Ordinanza di Cassazione Civile Sez. 2 Num. 2208 Anno 2025
Civile Ord. Sez. 2 Num. 2208 Anno 2025
Presidente: NOME COGNOME
Relatore: COGNOME
Data pubblicazione: 30/01/2025
O R D I N A N Z A
sul ricorso proposto da:
RAGIONE_SOCIALE con sede in Sulmona, in persona del legale rappresentante sig.ra NOME COGNOME rappresentata e difesa per procura alle liti in calce al ricorso dall’Avvocat o NOME COGNOME domiciliata ex lege presso la Cancelleria della Corte di Cassazione in Roma, INDIRIZZO
Ricorrente
contro
Amministrazione separata di Roio , in persona del presidente sig. NOME COGNOME in persona del legale rappresentante, rappresentata e difesa per procura alle liti in calce al contro ricorso dall’Avvocato NOME COGNOME domiciliata ex lege presso la Cancelleria della Corte di Cassazione in Roma, INDIRIZZO
Controricorrente avverso la sentenza n. 1/2020 della Corte di appello di Roma, depositata il 5.3.2020.

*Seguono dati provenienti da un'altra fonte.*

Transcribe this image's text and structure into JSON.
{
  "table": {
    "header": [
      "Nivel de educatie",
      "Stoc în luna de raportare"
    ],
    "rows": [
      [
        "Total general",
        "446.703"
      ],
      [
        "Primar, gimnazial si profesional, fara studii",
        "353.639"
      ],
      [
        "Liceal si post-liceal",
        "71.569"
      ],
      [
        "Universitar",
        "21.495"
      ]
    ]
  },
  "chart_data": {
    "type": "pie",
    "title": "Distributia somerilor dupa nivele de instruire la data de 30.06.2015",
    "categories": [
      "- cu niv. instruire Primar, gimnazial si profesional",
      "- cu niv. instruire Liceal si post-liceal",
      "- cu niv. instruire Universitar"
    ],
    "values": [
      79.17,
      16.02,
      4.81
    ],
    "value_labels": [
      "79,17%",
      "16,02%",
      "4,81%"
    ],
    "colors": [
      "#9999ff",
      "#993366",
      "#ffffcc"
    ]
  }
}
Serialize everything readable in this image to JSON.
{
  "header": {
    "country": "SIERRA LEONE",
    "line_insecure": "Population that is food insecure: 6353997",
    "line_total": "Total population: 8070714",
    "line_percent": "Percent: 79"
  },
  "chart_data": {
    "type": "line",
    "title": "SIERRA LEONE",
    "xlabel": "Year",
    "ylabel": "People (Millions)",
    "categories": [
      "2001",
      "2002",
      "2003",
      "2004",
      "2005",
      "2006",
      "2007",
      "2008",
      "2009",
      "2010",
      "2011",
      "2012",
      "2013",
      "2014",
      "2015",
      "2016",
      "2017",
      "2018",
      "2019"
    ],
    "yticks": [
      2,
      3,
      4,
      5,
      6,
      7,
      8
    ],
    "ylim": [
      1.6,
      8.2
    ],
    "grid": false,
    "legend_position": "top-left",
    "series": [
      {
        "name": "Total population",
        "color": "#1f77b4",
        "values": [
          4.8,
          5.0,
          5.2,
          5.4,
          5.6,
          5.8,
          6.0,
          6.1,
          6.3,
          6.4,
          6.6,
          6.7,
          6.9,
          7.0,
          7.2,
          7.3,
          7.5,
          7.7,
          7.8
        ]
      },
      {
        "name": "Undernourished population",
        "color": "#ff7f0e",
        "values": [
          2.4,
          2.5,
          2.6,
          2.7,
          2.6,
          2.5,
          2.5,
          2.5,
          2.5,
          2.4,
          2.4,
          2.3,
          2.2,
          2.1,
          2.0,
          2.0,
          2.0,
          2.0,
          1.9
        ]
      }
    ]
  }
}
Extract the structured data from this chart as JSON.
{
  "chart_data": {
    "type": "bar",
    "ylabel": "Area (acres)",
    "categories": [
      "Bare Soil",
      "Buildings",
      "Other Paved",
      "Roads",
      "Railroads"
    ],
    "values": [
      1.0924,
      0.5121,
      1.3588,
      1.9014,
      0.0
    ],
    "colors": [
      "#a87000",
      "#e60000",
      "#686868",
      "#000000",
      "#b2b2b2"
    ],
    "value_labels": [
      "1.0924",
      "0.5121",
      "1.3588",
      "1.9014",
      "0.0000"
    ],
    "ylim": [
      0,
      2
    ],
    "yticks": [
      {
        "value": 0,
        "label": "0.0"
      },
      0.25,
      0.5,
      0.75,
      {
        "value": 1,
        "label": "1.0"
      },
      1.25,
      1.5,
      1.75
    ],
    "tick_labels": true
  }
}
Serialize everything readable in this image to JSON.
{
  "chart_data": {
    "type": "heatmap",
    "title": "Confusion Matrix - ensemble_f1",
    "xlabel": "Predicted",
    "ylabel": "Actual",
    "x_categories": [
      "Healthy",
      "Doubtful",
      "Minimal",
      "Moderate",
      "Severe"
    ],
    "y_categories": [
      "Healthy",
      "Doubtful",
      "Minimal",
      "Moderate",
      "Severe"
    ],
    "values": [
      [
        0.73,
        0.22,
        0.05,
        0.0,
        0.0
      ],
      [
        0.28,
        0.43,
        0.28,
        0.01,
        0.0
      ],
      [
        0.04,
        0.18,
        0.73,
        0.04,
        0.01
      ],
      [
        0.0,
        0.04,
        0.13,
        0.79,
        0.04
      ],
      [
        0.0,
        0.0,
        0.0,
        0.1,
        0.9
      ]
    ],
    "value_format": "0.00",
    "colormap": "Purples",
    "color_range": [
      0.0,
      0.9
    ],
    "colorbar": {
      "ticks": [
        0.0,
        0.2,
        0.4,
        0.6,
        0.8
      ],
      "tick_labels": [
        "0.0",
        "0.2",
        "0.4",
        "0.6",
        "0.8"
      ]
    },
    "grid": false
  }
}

Fatti di causa e ragioni della decisione
Con sentenza n. 1/2020, depositata il 5. 3. 2020, la Corte di appello di Roma confermò la sentenza del Commissario degli usi civici dell’Abruzzo del 2016, che aveva dichiarato appartenente al demanio civico della Amministrazione separata di Roio, il terreno sito in comune di L’Aquila, frazione di Roio, ove la RAGIONE_SOCIALE aveva installato antenne ed impianti televisivi, ordinandone l’immediata restituzione.
La Corte di appello rigettò i motivi d ell’appello avanzato dalla Onda TV, affermando che la giurisdizione sulla controversia apparteneva al Commissario degli usi civici, avendo la convenuta, rifiutando la restituzione del terreno occupato, implicitamente contestato la sua appartenenza al demanio civico e che la stessa non aveva provato di avere acquistato il fondo per legittimazione, non potendosi configurare un tale titolo a seguito di una non consentita sdemanializzazione tacita o di fatto del bene civico.
Per la cassazione di questa sentenza, con atto notificato il 24. 6. 2020, ha proposto ricorso RAGIONE_SOCIALE sulla base di quattro motivi.
L’Amministrazione separata di Roio ha notificato controricorso.
Entrambe le parti hanno depositato memoria.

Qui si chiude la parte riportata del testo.